Who can make burial or cremation arrangements in Montana?
One question our office occasionally is asked is who can make burial or cremation arrangements in Montana when the decedent has made no prior arrangements or had not preauthorized another person to make arrangements.
Montana law has tried to clear up any burial or cremation issues by codifying an extensive set of rules for the rights regarding the disposition of remains. The rules can be found under Montana Code Annotated Section 37-19-901 and the sections that follow.
The law allows Montanans who are 18 years of age or older to arrange for burial and cremation, as well as to indicate what they wish to be done with their remains after death. This can be done through several methods, each of which serve as appropriate legal authority for the deceased’s wishes to have priority over the preferences of survivors. These methods include instructions contained within a prepaid funeral contract, written instructions such as in a will or a trust, a signed affidavit, or a videotaped disposition direction.
However, who has priority for decisions about the disposition of remains when the deceased has made no provisions for disposition, or has not specifically authorized any other person to make that decision through a power of attorney or other means?

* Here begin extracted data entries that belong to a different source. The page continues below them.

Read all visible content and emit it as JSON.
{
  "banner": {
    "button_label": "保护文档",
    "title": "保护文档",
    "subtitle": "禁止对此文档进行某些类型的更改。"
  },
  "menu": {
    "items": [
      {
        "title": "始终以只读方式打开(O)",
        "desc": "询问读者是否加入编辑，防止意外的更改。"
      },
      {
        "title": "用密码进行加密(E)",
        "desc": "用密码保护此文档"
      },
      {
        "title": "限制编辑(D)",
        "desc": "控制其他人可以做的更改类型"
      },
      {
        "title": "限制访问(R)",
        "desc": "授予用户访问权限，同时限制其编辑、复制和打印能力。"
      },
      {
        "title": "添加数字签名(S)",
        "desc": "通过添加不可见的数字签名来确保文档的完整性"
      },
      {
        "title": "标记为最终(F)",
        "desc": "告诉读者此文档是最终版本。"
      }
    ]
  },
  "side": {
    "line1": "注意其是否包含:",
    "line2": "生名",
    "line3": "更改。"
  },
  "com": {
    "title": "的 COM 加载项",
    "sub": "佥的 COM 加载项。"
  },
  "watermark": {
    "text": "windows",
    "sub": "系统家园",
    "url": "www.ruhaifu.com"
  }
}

In Montana, pursuant to Section 37-19-904, MCA, the authority passes to individuals in the following priority, provided that they are 18 years of age or older and of sound mind:
1) surviving spouse of the deceased;
2) sole surviving child of the deceased or, if there is more than one child of the deceased, the majority of the surviving children. However, less than one-half of the surviving children may lawfully exercise the right of disposition of the remains if those surviving children have used reasonable efforts to notify all other surviving children of their instructions and they are not aware of opposition to their instructions on the part of more than one-half of all surviving children;
3) surviving parent or parents of the deceased. If one of the surviving parents is absent, the remaining parent may lawfully exercise the right of disposition of the remains if that parent’s reasonable efforts have been unsuccessful in locating the absent surviving parent;
4) The surviving sibling of the deceased or, if there is more than one sibling of the deceased, the majority of the surviving siblings. However, less than one-half of the surviving siblings may lawfully exercise the right to dispose of the remains if those siblings have used reasonable efforts to notify all other siblings and they are not aware of any opposition of more than one-half of all siblings; or
5) if the decedent is not survived by a spouse, children, or siblings, the statute provides priority to others, including grandparents, a legal guardian, a personal representative, or more distant relatives.
If there is a dispute as to who has priority, or if they majority of those having priority cannot reach a decision about what should be done with the deceased’s remains, the statute provides that they may file a petition for an order of disposition with the District Court. A mortician with custody of the remains may also file a petition for an order of disposition. The statute sets forth the factors that the District Court should consider when making the legal determination about who has the ultimate right of disposition.